I am just curious, where do deer find water when the lakes are frozen and there is no snow?


----------



## dakotashooter2 (Oct 31, 2003)

It's suprising where you find open water even when it is sub zero. Springs and small creeks often have open areas even in the coldest weather.


----------



## coyote sniper (Apr 15, 2009)

some drink in livestock waterers. obviously not all but some. interesting question!


----------



## duckp (Mar 13, 2008)

Quote:

"Water
Water requirements vary with a deer's physiological state (e.g., growth, maintenance, lactation), available food sources, climatic conditions and by the amount of recent activity. Deer obtain water from three sources:

Preformed water - this is water contained in food
Metabolic water - produced internally as a product of hydrogen oxidation during metabolic processes
Liquid water - found in streams, ponds, lakes, puddles, snow, rain, and dew.

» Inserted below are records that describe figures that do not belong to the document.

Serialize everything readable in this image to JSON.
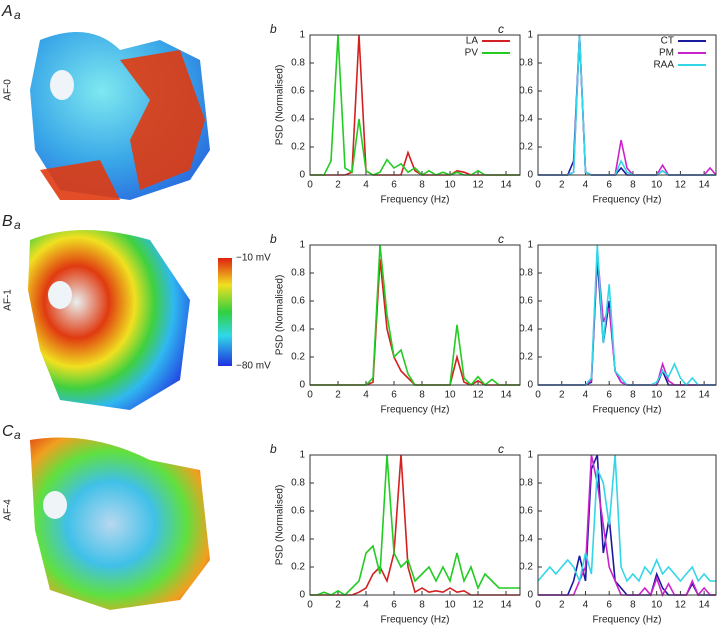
{
  "rows": [
    {
      "letter": "A",
      "sub": "a",
      "condition": "AF-0"
    },
    {
      "letter": "B",
      "sub": "a",
      "condition": "AF-1"
    },
    {
      "letter": "C",
      "sub": "a",
      "condition": "AF-4"
    }
  ],
  "colorbar": {
    "max_label": "−10 mV",
    "min_label": "−80 mV"
  },
  "chart_data": [
    {
      "type": "line",
      "panel_label": "b",
      "ylabel": "PSD (Normalised)",
      "xlabel": "Frequency (Hz)",
      "xlim": [
        0,
        15
      ],
      "ylim": [
        0,
        1
      ],
      "xticks": [
        0,
        2,
        4,
        6,
        8,
        10,
        12,
        14
      ],
      "yticks": [
        0,
        0.2,
        0.4,
        0.6,
        0.8,
        1
      ],
      "legend": "upper right",
      "x": [
        0,
        0.5,
        1,
        1.5,
        2,
        2.5,
        3,
        3.5,
        4,
        4.5,
        5,
        5.5,
        6,
        6.5,
        7,
        7.5,
        8,
        8.5,
        9,
        9.5,
        10,
        10.5,
        11,
        11.5,
        12,
        12.5,
        13,
        13.5,
        14,
        14.5,
        15
      ],
      "series": [
        {
          "name": "LA",
          "color": "#d42020",
          "values": [
            0,
            0,
            0,
            0,
            0,
            0,
            0.02,
            1,
            0.03,
            0,
            0,
            0,
            0,
            0,
            0.16,
            0.03,
            0,
            0,
            0,
            0,
            0,
            0.03,
            0.02,
            0,
            0,
            0,
            0,
            0,
            0,
            0,
            0
          ]
        },
        {
          "name": "PV",
          "color": "#22cc22",
          "values": [
            0,
            0,
            0,
            0.1,
            1,
            0.05,
            0.02,
            0.4,
            0.03,
            0,
            0.02,
            0.11,
            0.05,
            0.08,
            0.02,
            0.05,
            0,
            0.03,
            0,
            0.02,
            0,
            0.02,
            0,
            0,
            0.03,
            0,
            0,
            0,
            0,
            0,
            0
          ]
        }
      ]
    },
    {
      "type": "line",
      "panel_label": "c",
      "xlabel": "Frequency (Hz)",
      "xlim": [
        0,
        15
      ],
      "ylim": [
        0,
        1
      ],
      "xticks": [
        0,
        2,
        4,
        6,
        8,
        10,
        12,
        14
      ],
      "yticks": [
        0,
        0.2,
        0.4,
        0.6,
        0.8,
        1
      ],
      "legend": "upper right",
      "x": [
        0,
        0.5,
        1,
        1.5,
        2,
        2.5,
        3,
        3.5,
        4,
        4.5,
        5,
        5.5,
        6,
        6.5,
        7,
        7.5,
        8,
        8.5,
        9,
        9.5,
        10,
        10.5,
        11,
        11.5,
        12,
        12.5,
        13,
        13.5,
        14,
        14.5,
        15
      ],
      "series": [
        {
          "name": "CT",
          "color": "#1a1aa0",
          "values": [
            0,
            0,
            0,
            0,
            0,
            0,
            0.1,
            1,
            0.02,
            0,
            0,
            0,
            0,
            0,
            0.05,
            0,
            0,
            0,
            0,
            0,
            0,
            0.03,
            0,
            0,
            0,
            0,
            0,
            0,
            0,
            0,
            0
          ]
        },
        {
          "name": "PM",
          "color": "#cc22cc",
          "values": [
            0,
            0,
            0,
            0,
            0,
            0,
            0.02,
            1,
            0.02,
            0,
            0,
            0,
            0,
            0,
            0.25,
            0.05,
            0,
            0,
            0,
            0,
            0,
            0.07,
            0,
            0,
            0,
            0,
            0,
            0,
            0,
            0.05,
            0
          ]
        },
        {
          "name": "RAA",
          "color": "#33d6e6",
          "values": [
            0,
            0,
            0,
            0,
            0,
            0,
            0.02,
            1,
            0.02,
            0,
            0,
            0,
            0,
            0,
            0.1,
            0.02,
            0,
            0,
            0,
            0,
            0,
            0.03,
            0,
            0,
            0,
            0,
            0,
            0,
            0,
            0,
            0
          ]
        }
      ]
    },
    {
      "type": "line",
      "panel_label": "b",
      "ylabel": "PSD (Normalised)",
      "xlabel": "Frequency (Hz)",
      "xlim": [
        0,
        15
      ],
      "ylim": [
        0,
        1
      ],
      "xticks": [
        0,
        2,
        4,
        6,
        8,
        10,
        12,
        14
      ],
      "yticks": [
        0,
        0.2,
        0.4,
        0.6,
        0.8,
        1
      ],
      "x": [
        0,
        0.5,
        1,
        1.5,
        2,
        2.5,
        3,
        3.5,
        4,
        4.5,
        5,
        5.5,
        6,
        6.5,
        7,
        7.5,
        8,
        8.5,
        9,
        9.5,
        10,
        10.5,
        11,
        11.5,
        12,
        12.5,
        13,
        13.5,
        14,
        14.5,
        15
      ],
      "series": [
        {
          "color": "#d42020",
          "values": [
            0,
            0,
            0,
            0,
            0,
            0,
            0,
            0,
            0,
            0.02,
            0.9,
            0.4,
            0.2,
            0.1,
            0.05,
            0,
            0,
            0,
            0,
            0,
            0,
            0.2,
            0.02,
            0,
            0.03,
            0,
            0,
            0,
            0,
            0,
            0
          ]
        },
        {
          "color": "#22cc22",
          "values": [
            0,
            0,
            0,
            0,
            0,
            0,
            0,
            0,
            0,
            0.05,
            1,
            0.5,
            0.2,
            0.25,
            0.08,
            0,
            0,
            0,
            0,
            0,
            0,
            0.43,
            0.05,
            0,
            0.06,
            0,
            0.04,
            0,
            0,
            0,
            0
          ]
        }
      ]
    },
    {
      "type": "line",
      "panel_label": "c",
      "xlabel": "Frequency (Hz)",
      "xlim": [
        0,
        15
      ],
      "ylim": [
        0,
        1
      ],
      "xticks": [
        0,
        2,
        4,
        6,
        8,
        10,
        12,
        14
      ],
      "yticks": [
        0,
        0.2,
        0.4,
        0.6,
        0.8,
        1
      ],
      "x": [
        0,
        0.5,
        1,
        1.5,
        2,
        2.5,
        3,
        3.5,
        4,
        4.5,
        5,
        5.5,
        6,
        6.5,
        7,
        7.5,
        8,
        8.5,
        9,
        9.5,
        10,
        10.5,
        11,
        11.5,
        12,
        12.5,
        13,
        13.5,
        14,
        14.5,
        15
      ],
      "series": [
        {
          "color": "#1a1aa0",
          "values": [
            0,
            0,
            0,
            0,
            0,
            0,
            0,
            0,
            0,
            0.02,
            0.9,
            0.3,
            0.6,
            0.1,
            0.02,
            0,
            0,
            0,
            0,
            0,
            0,
            0.1,
            0,
            0,
            0,
            0,
            0,
            0,
            0,
            0,
            0
          ]
        },
        {
          "color": "#cc22cc",
          "values": [
            0,
            0,
            0,
            0,
            0,
            0,
            0,
            0,
            0,
            0.03,
            0.95,
            0.45,
            0.55,
            0.1,
            0.02,
            0,
            0,
            0,
            0,
            0,
            0,
            0.15,
            0.03,
            0,
            0,
            0,
            0,
            0,
            0,
            0,
            0
          ]
        },
        {
          "color": "#33d6e6",
          "values": [
            0,
            0,
            0,
            0,
            0,
            0,
            0,
            0,
            0,
            0.05,
            1,
            0.3,
            0.72,
            0.1,
            0.05,
            0,
            0,
            0,
            0,
            0,
            0.02,
            0.1,
            0.06,
            0.15,
            0.05,
            0,
            0.05,
            0,
            0,
            0,
            0
          ]
        }
      ]
    },
    {
      "type": "line",
      "panel_label": "b",
      "ylabel": "PSD (Normalised)",
      "xlabel": "Frequency (Hz)",
      "xlim": [
        0,
        15
      ],
      "ylim": [
        0,
        1
      ],
      "xticks": [
        0,
        2,
        4,
        6,
        8,
        10,
        12,
        14
      ],
      "yticks": [
        0,
        0.2,
        0.4,
        0.6,
        0.8,
        1
      ],
      "x": [
        0,
        0.5,
        1,
        1.5,
        2,
        2.5,
        3,
        3.5,
        4,
        4.5,
        5,
        5.5,
        6,
        6.5,
        7,
        7.5,
        8,
        8.5,
        9,
        9.5,
        10,
        10.5,
        11,
        11.5,
        12,
        12.5,
        13,
        13.5,
        14,
        14.5,
        15
      ],
      "series": [
        {
          "color": "#d42020",
          "values": [
            0,
            0,
            0,
            0,
            0,
            0,
            0,
            0.02,
            0.05,
            0.15,
            0.2,
            0.1,
            0.3,
            1,
            0.2,
            0.02,
            0.05,
            0.02,
            0.03,
            0.02,
            0.05,
            0.02,
            0.03,
            0,
            0,
            0,
            0,
            0,
            0,
            0,
            0
          ]
        },
        {
          "color": "#22cc22",
          "values": [
            0,
            0,
            0.02,
            0,
            0.03,
            0,
            0.05,
            0.1,
            0.3,
            0.35,
            0.15,
            1,
            0.3,
            0.2,
            0.25,
            0.1,
            0.15,
            0.2,
            0.1,
            0.2,
            0.1,
            0.3,
            0.1,
            0.2,
            0.05,
            0.15,
            0.1,
            0.05,
            0.05,
            0.05,
            0.05
          ]
        }
      ]
    },
    {
      "type": "line",
      "panel_label": "c",
      "xlabel": "Frequency (Hz)",
      "xlim": [
        0,
        15
      ],
      "ylim": [
        0,
        1
      ],
      "xticks": [
        0,
        2,
        4,
        6,
        8,
        10,
        12,
        14
      ],
      "yticks": [
        0,
        0.2,
        0.4,
        0.6,
        0.8,
        1
      ],
      "x": [
        0,
        0.5,
        1,
        1.5,
        2,
        2.5,
        3,
        3.5,
        4,
        4.5,
        5,
        5.5,
        6,
        6.5,
        7,
        7.5,
        8,
        8.5,
        9,
        9.5,
        10,
        10.5,
        11,
        11.5,
        12,
        12.5,
        13,
        13.5,
        14,
        14.5,
        15
      ],
      "series": [
        {
          "color": "#1a1aa0",
          "values": [
            0,
            0,
            0,
            0,
            0,
            0,
            0.1,
            0.28,
            0.1,
            0.9,
            1,
            0.3,
            0.55,
            0.1,
            0.05,
            0,
            0,
            0,
            0,
            0,
            0.15,
            0.05,
            0,
            0,
            0,
            0,
            0.08,
            0,
            0,
            0,
            0
          ]
        },
        {
          "color": "#cc22cc",
          "values": [
            0,
            0,
            0,
            0,
            0,
            0,
            0,
            0.1,
            0.2,
            1,
            0.8,
            0.5,
            0.2,
            0.1,
            0,
            0,
            0,
            0,
            0.05,
            0,
            0.12,
            0,
            0.08,
            0,
            0,
            0,
            0.1,
            0,
            0.05,
            0,
            0
          ]
        },
        {
          "color": "#33d6e6",
          "values": [
            0.1,
            0.15,
            0.2,
            0.15,
            0.2,
            0.25,
            0.2,
            0.1,
            0.3,
            0.15,
            0.9,
            0.8,
            0.5,
            1,
            0.2,
            0.1,
            0.15,
            0.1,
            0.2,
            0.15,
            0.25,
            0.15,
            0.2,
            0.15,
            0.1,
            0.15,
            0.2,
            0.1,
            0.15,
            0.1,
            0.1
          ]
        }
      ]
    }
  ]
}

Deer will only drink water or eat snow to supplement the water they receive in their food. For example, deer eating a diet consisting of succulent vegetation may drink only half the amount of water that they will when eating a diet of dry hardwood browse. In some instances, such as during pregnancy or in drought conditions in the south, liquid water is a diet staple, with deer consuming between 2-3 times as much water as food."


----------